Process

The Process module gathers together interesting geospatial algorithms along with an API that allows applications to discover what implementations are available at runtime.

Typical Use

While processes can be used directly (you can see how to do that below) the real benefit is the have a thread pool ready to execute processes in the background.

  1. Here is a code example showing creation of a process, and scheduling it to run in a thread pool:

    // 3 is one more then the current number of cpu cores
    ProcessExecutor backgroundExecutor = Processors.newProcessExecutor( 3, null );
    
    Process buffer = Processors.createProcess( new NameImpl("gt","buffer") );
    Map<String,Object> input = new KVP("features", inputFeatureCollection, "buffer", 0.01 );
    
    Progress progress = backgroundExecutor.schedule( buffer, input );
    
  2. You can check on the progress of a running process:

    if( progress.getProgress() == Progress.WORKING ){
      System.out.println( "Progress: Working");
    else {
      System.out.println( "Progress:"+progress.getProgress() + "percent complete" );
    }
    
  3. To read the value when done:

    Map<String,Object> result = progress.get();
    SimpleFeatureCollection resultFeatureCollection = (SimpleFeatureCollection) result.get("features");
    
  4. If you ask for the value before the progress is complete your current thread will block while the value is produced.

    This is the Java Future API and represents a thread safe way of calculating something in a background thread.

Direct Use

By convention Process implementations have a static helper method that you can call directly.:

features = RasterToVectorProcess.process( gridCoverage, 2, Collections.EMPTY, null );

For instructions on how to use this method you will need to read the javadocs of the method in question.

By convention the last parameter is a progress monitor you can use to report back what is going on to your user - and let them cancel.
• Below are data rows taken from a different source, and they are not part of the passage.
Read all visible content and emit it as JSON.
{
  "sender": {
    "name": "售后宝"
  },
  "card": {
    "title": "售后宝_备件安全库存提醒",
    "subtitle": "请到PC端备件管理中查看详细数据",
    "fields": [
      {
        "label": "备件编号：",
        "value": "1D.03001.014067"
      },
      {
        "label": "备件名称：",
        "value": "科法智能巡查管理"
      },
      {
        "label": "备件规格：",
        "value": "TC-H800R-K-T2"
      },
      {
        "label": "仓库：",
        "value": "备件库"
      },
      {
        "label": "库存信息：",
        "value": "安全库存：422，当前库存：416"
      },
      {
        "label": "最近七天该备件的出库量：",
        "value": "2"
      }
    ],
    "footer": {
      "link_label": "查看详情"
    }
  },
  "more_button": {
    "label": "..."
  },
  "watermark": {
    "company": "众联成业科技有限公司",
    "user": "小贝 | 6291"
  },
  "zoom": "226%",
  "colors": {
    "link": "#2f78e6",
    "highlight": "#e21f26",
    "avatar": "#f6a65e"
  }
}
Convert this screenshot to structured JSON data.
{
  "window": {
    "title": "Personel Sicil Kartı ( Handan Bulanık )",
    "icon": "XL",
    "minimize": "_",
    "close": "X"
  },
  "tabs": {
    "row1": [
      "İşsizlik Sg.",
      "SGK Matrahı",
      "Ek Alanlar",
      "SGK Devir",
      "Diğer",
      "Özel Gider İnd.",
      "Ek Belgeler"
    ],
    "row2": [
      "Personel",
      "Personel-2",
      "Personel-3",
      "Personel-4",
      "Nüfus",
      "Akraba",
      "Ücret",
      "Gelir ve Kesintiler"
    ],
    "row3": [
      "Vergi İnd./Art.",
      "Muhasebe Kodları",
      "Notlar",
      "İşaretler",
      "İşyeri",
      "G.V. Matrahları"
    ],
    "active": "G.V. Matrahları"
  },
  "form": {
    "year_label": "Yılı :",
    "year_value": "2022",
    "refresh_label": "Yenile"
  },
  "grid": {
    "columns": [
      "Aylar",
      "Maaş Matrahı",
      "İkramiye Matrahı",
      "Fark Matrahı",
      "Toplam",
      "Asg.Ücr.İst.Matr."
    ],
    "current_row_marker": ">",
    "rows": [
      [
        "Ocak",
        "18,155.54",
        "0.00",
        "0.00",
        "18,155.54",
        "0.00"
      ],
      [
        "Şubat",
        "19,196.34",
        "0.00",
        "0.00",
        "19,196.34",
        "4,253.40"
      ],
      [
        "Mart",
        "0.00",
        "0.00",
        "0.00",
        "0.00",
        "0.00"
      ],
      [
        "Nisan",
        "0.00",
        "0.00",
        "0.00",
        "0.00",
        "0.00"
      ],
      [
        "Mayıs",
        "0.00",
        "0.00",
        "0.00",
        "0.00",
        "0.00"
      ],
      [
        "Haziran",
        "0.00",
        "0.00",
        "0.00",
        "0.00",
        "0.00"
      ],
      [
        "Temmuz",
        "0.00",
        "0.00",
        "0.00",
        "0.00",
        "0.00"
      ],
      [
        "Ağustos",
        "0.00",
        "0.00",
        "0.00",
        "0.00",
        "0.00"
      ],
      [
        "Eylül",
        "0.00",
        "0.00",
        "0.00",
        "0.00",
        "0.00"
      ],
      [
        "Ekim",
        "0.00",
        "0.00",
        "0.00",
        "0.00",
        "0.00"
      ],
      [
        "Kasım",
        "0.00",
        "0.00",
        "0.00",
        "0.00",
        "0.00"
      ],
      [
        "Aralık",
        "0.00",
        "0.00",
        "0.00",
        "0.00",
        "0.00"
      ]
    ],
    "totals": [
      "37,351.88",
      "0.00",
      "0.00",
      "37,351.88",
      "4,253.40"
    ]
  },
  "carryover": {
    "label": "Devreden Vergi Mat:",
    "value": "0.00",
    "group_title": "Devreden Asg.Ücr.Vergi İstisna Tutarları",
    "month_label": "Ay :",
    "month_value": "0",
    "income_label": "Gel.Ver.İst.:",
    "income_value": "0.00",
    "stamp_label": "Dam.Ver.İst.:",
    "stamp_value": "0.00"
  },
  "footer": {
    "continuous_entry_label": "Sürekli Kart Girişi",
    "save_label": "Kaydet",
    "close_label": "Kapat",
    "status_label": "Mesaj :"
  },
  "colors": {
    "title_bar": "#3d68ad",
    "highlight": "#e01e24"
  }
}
Since processes can take minutes to hours this is a good plan.:

features = RasterToVectorProcess.process( gridCoverage, 2, Collections.EMPTY, monitor );

This is all well and good - what else could happen to make things complicated?

Processors Utility Class

You can also use the Processors utility class to do things like list all the processes that are available to be called:

// find all the process factories and print out their names
Set<ProcessFactory> processFactories = Processors.getProcessFactories();
Iterator<ProcessFactory> iterator = processFactories.iterator();
while (iterator.hasNext()) {
    System.out.println("Process Factory: " + iterator.next().getTitle().toString() );
}

Setting up A Process

You can now create a Process object; and sort out what input it needs:

Name name = new NameImpl(ProcessFactory.GT_NAMESPACE, "RasterToVectorProcess");

Process r2v = Processors.createProcess(name);

Map<String, Object> params = new HashMap<String, Object>();

params.put(RasterToVectorFactory.RASTER.key, cov);
params.put(RasterToVectorFactory.BAND.key, Integer.valueOf(0));
params.put(RasterToVectorFactory.BOUNDS.key, env);
params.put(RasterToVectorFactory.OUTSIDE.key, Collections.singleton(0.0d));

You can execute your process by hand in the current thread (we are using a swing progress bar to report progress below).:

ProgressListener progress = new ProgressWindow(null);
Map<String, Object> results = r2v.execute(params, progress);

Using a ProcessorExecutor

The real fun with using the Processes utility class is that you can set up work and then schedule the work in two separate steps. This is a great way to use multi-core processors in your application.

  1. You can then use a ProcessorExecutor is going to be in charge of running your processes - you can indicate how many threads you want it to keep going at once.

    A good idea is the number of cores you have plus 1.:

    ProcessExecutor schedule = Processors.newProcessExecutor( 3, null );
    
  2. You can then schedule your process - which will produce a Progress - this is a placeholder object that you can use to retrieve the answer when it is ready.

    You can think of it like a “work ticket”.:

    Process workTicket = schedule.submit( buffer, input );
    
  3. When you want the answer:

    Map<String,Object> answer = workTicket.get();
    
4 The advantage of this technique is that you can get an object that represents the

activity of doing the work; it will not actually do anything until you need the work done.